YARGITAY KARARI
DAİRE : 14. Hukuk Dairesi
ESAS NO : 2014/5007
KARAR NO : 2014/6205
KARAR TARİHİ : 13.05.2014
MAHKEMESİ : Denizli 3. Sulh Hukuk Mahkemesi
TARİHİ : 18/04/2013
NUMARASI : 2010/968-2013/439
Davacı vekili tarafından, davalılar aleyhine 16.07.2010 gününde verilen dilekçe ile ortaklığın giderilmesi istenmesi üzerine yapılan duruşma sonunda; davanın reddine dair verilen 18.04.2013 günlü hükmün Yargıtayca incelenmesi davacı vekili tarafından istenilmekle süresinde olduğu anlaşılan temyiz dilekçesinin kabulüne karar verildikten sonra dosya ve içerisindeki bütün evrak incelenerek gereği düşünüldü:
K A R A R
Dava, ortaklığın giderilmesi isteğine ilişkindir.

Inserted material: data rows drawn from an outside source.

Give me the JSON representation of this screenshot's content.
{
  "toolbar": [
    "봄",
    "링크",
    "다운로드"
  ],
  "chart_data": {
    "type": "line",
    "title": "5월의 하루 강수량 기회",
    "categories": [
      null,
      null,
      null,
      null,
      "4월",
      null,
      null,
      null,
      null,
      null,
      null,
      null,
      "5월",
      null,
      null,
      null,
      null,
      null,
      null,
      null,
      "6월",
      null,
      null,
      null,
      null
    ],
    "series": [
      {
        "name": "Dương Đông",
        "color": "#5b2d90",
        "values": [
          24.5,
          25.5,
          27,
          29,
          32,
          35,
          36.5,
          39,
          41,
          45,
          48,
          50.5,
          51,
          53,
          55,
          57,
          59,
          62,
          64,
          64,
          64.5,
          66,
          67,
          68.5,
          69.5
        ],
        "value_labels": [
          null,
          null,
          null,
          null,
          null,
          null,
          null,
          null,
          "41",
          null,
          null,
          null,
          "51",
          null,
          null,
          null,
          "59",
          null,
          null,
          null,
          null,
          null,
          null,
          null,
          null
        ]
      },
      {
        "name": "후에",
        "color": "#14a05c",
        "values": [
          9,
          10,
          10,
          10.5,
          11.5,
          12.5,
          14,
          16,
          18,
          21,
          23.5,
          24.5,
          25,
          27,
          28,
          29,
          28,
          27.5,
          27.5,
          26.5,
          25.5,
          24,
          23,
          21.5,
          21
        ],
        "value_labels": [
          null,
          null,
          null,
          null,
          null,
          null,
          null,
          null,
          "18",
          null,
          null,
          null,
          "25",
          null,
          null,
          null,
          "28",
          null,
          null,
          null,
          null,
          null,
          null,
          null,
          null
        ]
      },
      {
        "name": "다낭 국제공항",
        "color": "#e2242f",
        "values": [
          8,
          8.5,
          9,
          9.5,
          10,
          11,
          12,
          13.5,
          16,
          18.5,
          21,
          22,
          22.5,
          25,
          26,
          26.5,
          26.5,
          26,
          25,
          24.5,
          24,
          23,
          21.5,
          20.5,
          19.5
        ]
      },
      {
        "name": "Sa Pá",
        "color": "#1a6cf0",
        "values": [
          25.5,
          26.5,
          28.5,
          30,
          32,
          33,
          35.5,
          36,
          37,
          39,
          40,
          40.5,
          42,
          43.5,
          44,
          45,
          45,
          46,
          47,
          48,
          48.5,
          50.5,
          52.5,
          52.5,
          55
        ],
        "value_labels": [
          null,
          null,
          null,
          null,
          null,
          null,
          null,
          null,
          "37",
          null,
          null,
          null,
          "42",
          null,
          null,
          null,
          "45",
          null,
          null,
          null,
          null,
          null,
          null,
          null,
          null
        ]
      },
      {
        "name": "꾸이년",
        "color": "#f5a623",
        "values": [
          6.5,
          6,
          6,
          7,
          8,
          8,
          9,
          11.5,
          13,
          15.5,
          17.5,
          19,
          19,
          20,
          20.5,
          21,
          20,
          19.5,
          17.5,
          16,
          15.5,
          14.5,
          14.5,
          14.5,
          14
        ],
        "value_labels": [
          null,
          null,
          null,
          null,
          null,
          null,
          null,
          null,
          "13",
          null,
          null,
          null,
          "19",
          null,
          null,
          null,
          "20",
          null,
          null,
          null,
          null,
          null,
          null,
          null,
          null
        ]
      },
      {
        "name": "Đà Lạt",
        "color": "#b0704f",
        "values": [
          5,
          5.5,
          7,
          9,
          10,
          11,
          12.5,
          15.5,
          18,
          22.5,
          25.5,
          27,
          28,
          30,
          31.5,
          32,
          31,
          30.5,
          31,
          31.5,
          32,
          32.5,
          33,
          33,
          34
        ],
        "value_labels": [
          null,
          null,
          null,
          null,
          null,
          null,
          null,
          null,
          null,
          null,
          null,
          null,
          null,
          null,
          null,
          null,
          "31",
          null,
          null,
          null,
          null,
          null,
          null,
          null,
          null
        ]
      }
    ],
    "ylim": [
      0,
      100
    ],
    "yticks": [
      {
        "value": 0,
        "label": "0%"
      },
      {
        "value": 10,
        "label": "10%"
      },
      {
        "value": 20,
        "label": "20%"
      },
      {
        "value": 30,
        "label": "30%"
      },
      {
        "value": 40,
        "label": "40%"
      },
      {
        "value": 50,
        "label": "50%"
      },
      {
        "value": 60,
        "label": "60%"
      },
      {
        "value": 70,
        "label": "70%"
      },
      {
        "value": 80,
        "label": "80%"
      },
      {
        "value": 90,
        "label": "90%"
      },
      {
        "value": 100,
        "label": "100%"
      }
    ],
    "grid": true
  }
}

Davalı M.. Ö.., davanın reddini istemiştir.
Diğer davalılar, davaya cevap vermemişlerdir.
Mahkemece, dava konusu taşınmazın mutlak tarım arazisi olup 3083 sayılı yasa gereğince takyidatlı olduğundan ve toplulaştırma uygulama alanında kaldığından davanın reddine karar verilmiştir.
3083 sayılı Sulama Alanlarında Arazi Düzenlenmesine Dair Tarım Reformu Kanununun 13/1 maddesi gereğince ”Uygulama alanlarında Bakanlar Kurulu kararının Resmi Gazete’de yayımı tarihinden itibaren, kamulaştırma, toplulaştırma, arazi değiştirilmesi ve dağıtım işlemlerinin tamamlanması veya tapuya tescili sonuçlandırılıncaya kadar, gerçek kişilerle özel hukuk tüzel kişilerine ait arazinin mülkiyet ve zilyetliği devir ve temlik edilemez. Bu araziler ipotek edilemez ve satış vaadine konu olamaz. Ancak, bu kısıtlama süresi beş yılı aşamaz.” 3083 sayılı Sulama Alanlarında Arazi Düzenlenmesine Dair Tarım Reformu Kanununun 13. maddesinin son paragrafındaki “Birinci fıkrada belirtilen süreler içinde mahkemeler veya icra iflas daireleri tarafından bu arazi hakkında devir ve temlik gerektiren bir karar verilemez. Miras yoluyla intikaller bu hükmün kapsamı dışındadır. Ayrıca mahkemeler satış suretiyle miras ortaklığının giderilmesine karar veremezler” hükmü nazara alındığında kısıtlama süresi içerisinde ortaklığın satış suretiyle giderilmesine karar verilemez. Ancak Tarım İl müdürlüğünün 13.03.2014 tarihli yazı cevabında Küçükdere Köyünde 08.03.2007 tarihinde uygulama alanı ilan edildiği ve devam ettiği ancak beş yıllık kısıtlama süresinin dolduğu, ikinci beş yıllık kısıtlama süre uzatımı yapılmadığı belirtilmiştir. Bu nedenle taşınmaz üzerindeki şerhin hüküm tarihi itibariyle devam etmediği gözetilmeksizin yazılı şekilde karar verilmesi doğru görülmemiş, bu nedenle hükmün bozulması gerekmiştir.
SONUÇ: Yukarıda açıklanan nedenlerle davacı vekilinin temyiz itirazının kabulü ile hükmün BOZULMASINA, peşin yatırılan harcın istek halinde yatırana iadesine, 13.05.2014 tarihinde oybirliği ile karar verildi.